Development and validation analysis of a steel-lead hybrid dual-yield BRB for multi-stage seismic energy dissipation

Abstract

To address the limitations inherent in conventional all-steel buckling restrained braces (BRBs) that maintain elastic behavior and lack seismic energy dissipation during frequent earthquakes (FEs), this study proposes a novel approach of combining lead dampers with BRB, forming the development of steel-lead hybrid dual-yield BRB (or simply dual-yield BRB). Integrating lead material into the dual-yield BRB harnesses its dynamic recrystallization capacity, allowing the lead dampers to yield and efficiently dissipate seismic energy during FEs via well-designed configurations. This study delineates the approach for connecting lead dampers to BRBs and performs comparative quasi-static tests on dual-yield BRBs and conventional BRBs. Key observations from the laboratory tests confirmed that lead dampers experience earlier failure compared to inner cores. Dual-yield BRB exhibited significantly lower initial displacement requirements for energy dissipation than conventional BRB, demonstrating a hexagonal hysteretic curve, trilinear behavior in the skeleton curve, and superior overall energy dissipation capacity at small displacements. The feasible strategy of refined numerical simulations was initially validated based on experimental results.

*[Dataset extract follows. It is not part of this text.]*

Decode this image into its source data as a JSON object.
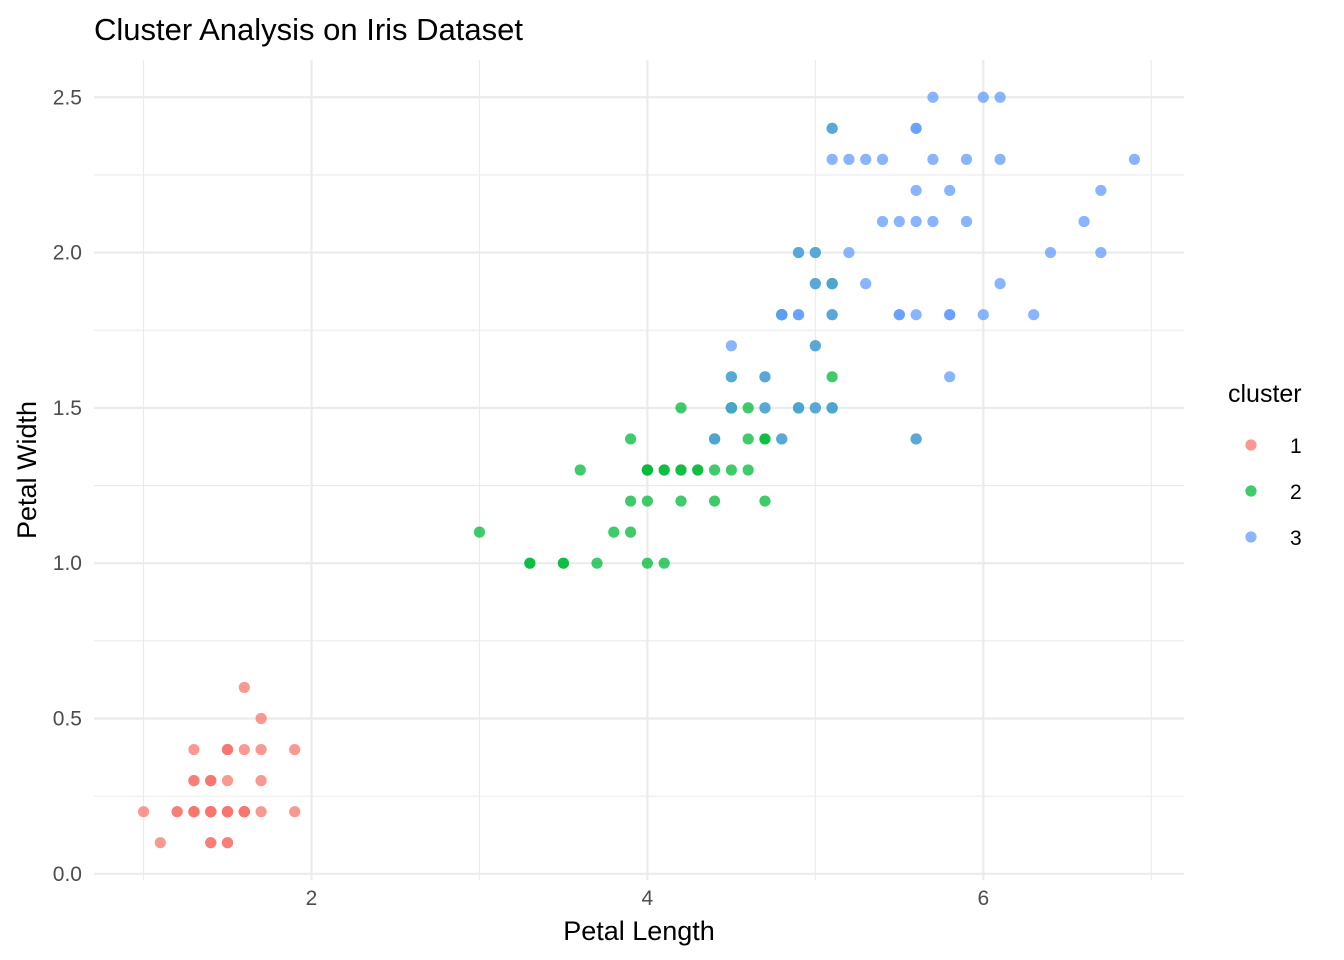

Subsequently, to enhance analysis efficiency, simplified models using truss elements were developed and endorsed. Elasto-plastic time history analyses were performed on benchmark models of 9-story steel frames, considering scenarios with no bracing, conventional BRBs, and dual-yield BRBs, exposed to FEs and maximum considered earthquakes (MCEs). Various parameters, including component forces, structural displacement and damping underwent thorough examination. These findings underscore the exceptional seismic performance and energy dissipation abilities of dual-yield BRBs, solidifying them as a valuable addition to earthquake-resistant structural systems.